French couple in court in case of eight dead newborns

July 29, 2010 06:40 pm | Updated November 08, 2016 02:34 am IST - Villers-Au-Tertre, France

A French prosecutor recommended on Thursday that charges be levelled against a couple detained after eight dead babies were discovered on their former property in northern France.

A judicial official said the couple, in their mid—40s, are the parents of the dead babies. The corpses were found on two different parts of their property in Villers—au—Tertre, near the city of Lille. The official was not authorized to be publicly identified because the investigation is under way.

The woman would face charges of manslaughter against minors less than 15 years old and her husband for failure to report a crime and concealment of corpses, prosecutor Eric Vaillain said in a statement. He planned a news conference later on Thursday.

The two were detained on Wednesday, and French police escorted them to a court hearing in the city of Douai in the Nord region near the French border with Belgium.

Police sealed the doors, gate and windows of the house where the remains of some of the babies were discovered. DNA tests are being conducted to establish for sure whether the couple are the parents, and autopsies are being conducted on the corpses to try to determine the cause of death.

The investigation began after the new owners of the house where the couple had lived found two bags of bones in the garden and plastic bags of bones in the garage.

France has seen a string of cases in recent years of mothers killing their newborns and saving and hiding the corpses.

In one case, Celine Lesage was sentenced in March to 15 years in prison after acknowledging in court that she killed six of her newborns, whose corpses were found in plastic bags in her basement in northwest France.

Another Frenchwoman, Veronique Courjault, was convicted last year of murdering three of her newborn children.
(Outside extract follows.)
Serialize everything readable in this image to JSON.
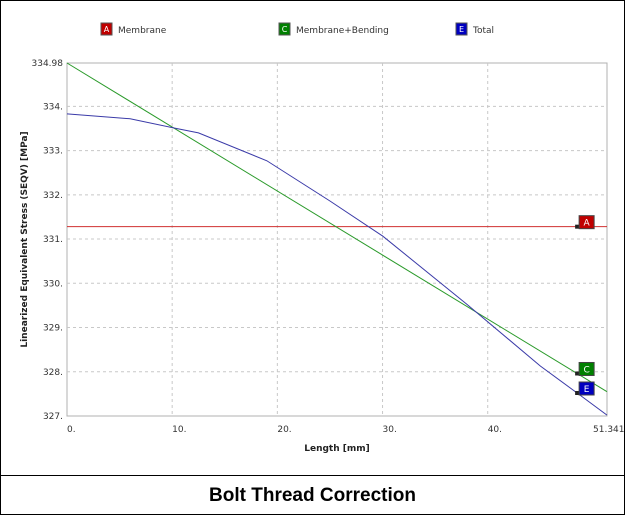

Her husband discovered two of the corpses in a freezer while the two were living in South Korea. During the trial psychiatrists testified that she suffered from a psychological condition known as “pregnancy denial.”

Germany also has seen similar cases. In one, a woman was convicted of manslaughter in 2006 and sentenced to the maximum 15 years in prison for killing eight of her newborn babies and burying them in flower pots and a fish tank in the garden of her parents’ home near the German—Polish border.